My journey to atheism was a coming-of-age moment. I was not raised as a Christian stereotype, but I participated in my church socially. I volunteered at the church-run preschool and held church fundraisers for secular causes. Even after my conversion to atheism, I continue to volunteer in these activities, because the Christian value of charity also happens to be a human value.
The logic of church doctrine fails me, however, when it intersects with social issues. It is difficult for me to believe in a God who condemns certain kinds of love as “unnatural,” when science tells me all love is governed by the same set of neurotransmitters. When in love, high dopamine levels and low serotonin levels are universal.
My beliefs could be described as less atheism and more a belief in ‘Something’ with a capital S. Rather than a strict cause and effect relationship between actions deemed “good” or “bad”, the universe tends towards progress rather than entropy. Progress evolutionary, progress socially, even progress towards equal rights.
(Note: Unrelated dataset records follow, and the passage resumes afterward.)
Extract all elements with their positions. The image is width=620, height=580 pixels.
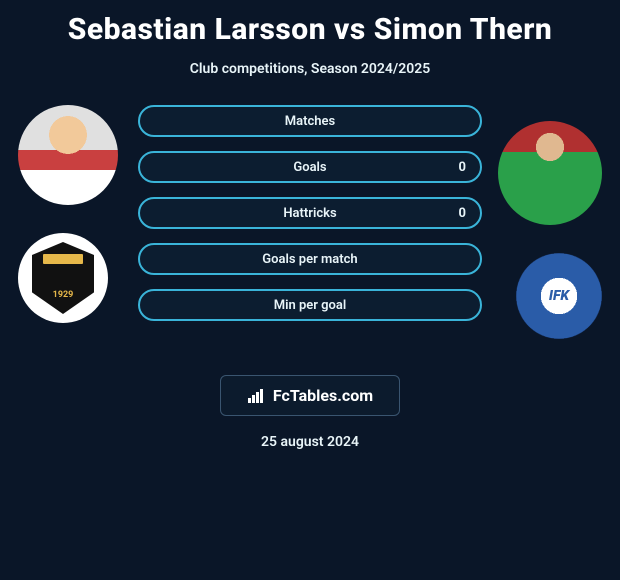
date-text: 25 august 2024 [261,434,359,450]
page-title: Sebastian Larsson vs Simon Thern [68,12,553,47]
stat-row-goals: Goals 0 [138,151,482,183]
stat-label: Goals [293,160,326,175]
left-column: 1929 [10,105,120,323]
comparison-card: Sebastian Larsson vs Simon Thern Club co… [0,0,620,450]
stat-label: Goals per match [262,252,357,267]
stat-label: Min per goal [274,298,347,313]
content-row: 1929 Matches Goals 0 Hattricks 0 Goals p… [0,105,620,339]
brand-box[interactable]: FcTables.com [220,375,400,416]
player-left-club-badge: 1929 [18,233,108,323]
player-left-avatar [18,105,118,205]
stat-row-goals-per-match: Goals per match [138,243,482,275]
right-column: IFK [500,121,610,339]
stat-row-min-per-goal: Min per goal [138,289,482,321]
stat-label: Hattricks [283,206,336,221]
stats-column: Matches Goals 0 Hattricks 0 Goals per ma… [138,105,482,321]
player-right-avatar [498,121,602,225]
stat-row-matches: Matches [138,105,482,137]
club-abbr: IFK [549,288,569,304]
brand-text: FcTables.com [273,386,373,405]
player-right-club-badge: IFK [516,253,602,339]
bar-chart-icon [247,388,267,404]
stat-value-right: 0 [459,160,466,175]
stat-label: Matches [285,114,335,129]
subtitle: Club competitions, Season 2024/2025 [190,61,430,77]
stat-row-hattricks: Hattricks 0 [138,197,482,229]
stat-value-right: 0 [459,206,466,221]
shield-icon: 1929 [32,242,94,314]
club-year: 1929 [53,290,74,300]
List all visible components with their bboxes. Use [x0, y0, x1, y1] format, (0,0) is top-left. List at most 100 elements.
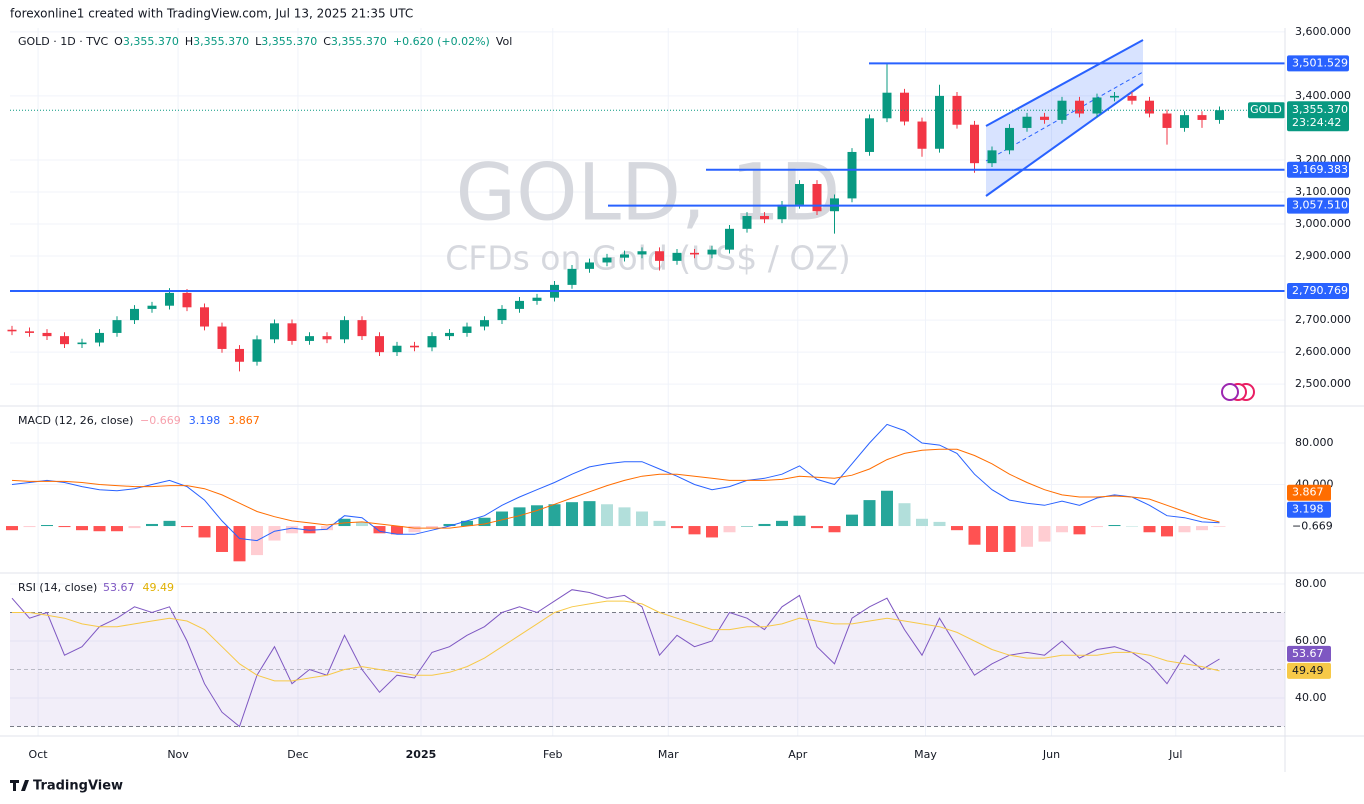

The vindictive God I knew as a child is dwarfed by the massive and benevolent workings of a natural universe ruled by some unknown force.
"The universe tends towards progress rather than entropy."
Biology is great for answering those abstract questions like, “Will I be eternally damned for living unnaturally?” However, for more practical questions, we must turn to physics.
In April of 1960, a radio astronomer named Frank Drake began a three-month long experiment. Tucked in the mountains of West Virginia, far from any major cities, Drake embarked on a scan of radio frequencies from two nearby stars, Epsilon Eridani and Tau Ceti. His goal was to find aliens. He did not succeed. Drake pioneered the field of extraterrestrial research, and hosted the first Search for Extraterrestrial Intelligence (SETI) meeting, with other notable scientists, such as neuroscientist John C. Lilly, inventor Barney Oliver, astronomer Carl Sagan, and radio-astronomer Otto Struve. Out of this meeting grew the Drake Equation.
The Drake Equation measures the probability of discovering other forms of intelligent life by estimating the number of planets with species with radio capabilities. It is a “back of the napkin” summary of the main characteristics used by scientists to find extraterrestrial life. It finds by multiplying the probabilities of various events.
A similar process is behind the Tang Prom Date Probability Equation, which I invented in a fit of black humor to describe my situation. The number of prom dates, P, equals the number of people someone is regularly in contact with (the number of students in your school); multiplied by the percentage of the population with the gender someone is searching for (50%, or 100%), multiplied by the percent of people in the target age range (25% in a four-year school), multiplied by the eligible percent (50%), multiplied by an attractiveness quantification. By multiplying this attractiveness percentage with the overall number of people who are eligible dates with similar interests, we find the final number of potential dates.
The Drake Equation is the multiplication of discrete probabilities to find the composite probability to find alien life (N) rather than potential mates. At both a practical and theoretical level, it uses the same process. The equation begins with the average rate of star formation in the galaxy. As far as we know, stars like the sun are the ultimate beginning of all energy for life. About seven stars are formed in a year. The number of stars formed annually is multiplied the percentage of stars with planets in range to receive its energy. This is the famed “Goldilocks zone,” which is neither too hot nor too cold to support life. This is about 70% of all stars. This is where consensus ends in the Drake Equation.
Followers of the Rare Earth Hypothesis believe the Drake Equation proves that Earth is alone in supporting life in the endless black depths of the universe. The 200 million square miles that I, and you, and everyone else you have ever known and ever will know, call home, is only a speck of light in an otherwise dark infinity. We are a mere statistical anomaly, a chance event.
But I’d like to believe differently. I want to believe that there are other forms of life, somewhere — and I’d like to believe that that they are somehow better than us accident-prone humans; that they, against near insurmountable odds, have discovered both advanced technology and the ability to use it without killing each other.
There is little evidence to support my belief in finding life with the Drake Equation, as there is little data that the Tang Equation will yield any prom dates. The probability that any of dozens of factors has a probability greater that zero is infinitesimal. The inescapable truth of our flawed lives, maybe even fatally so, opposes my beliefs. And yet I still believe. Even when I am alone, as the sun sets on prom night.
There are some who say the Drake Equation is meaningless. The variety in its values can lead to a universe populated with billions of thriving populations, or one where Earth is alone. This ambiguity is the beauty in the Drake Equation. The essential premise of both the Drake Equation and the Tang Equation is that they can quantify the uncountable. By finding the probability of all the above factors happening simultaneously, we can gauge our chances of finding life and love in the void; we can make meaning out of the meaningless. The desire to not be alone — whether on prom night or in the universe — is irresistible.
The equations that describe the natural world empower us, either as a society or as individuals, to see the possibilities. The equations are hope, and it is upon this hope that the cornerstones of innovation are built. Astronomers will continue to search the skies for life, and I will continue to search for love. May the odds be ever in our favor.
At the writing of this article, Opal Tang was 16 years old. She lives in Alexandria, VA.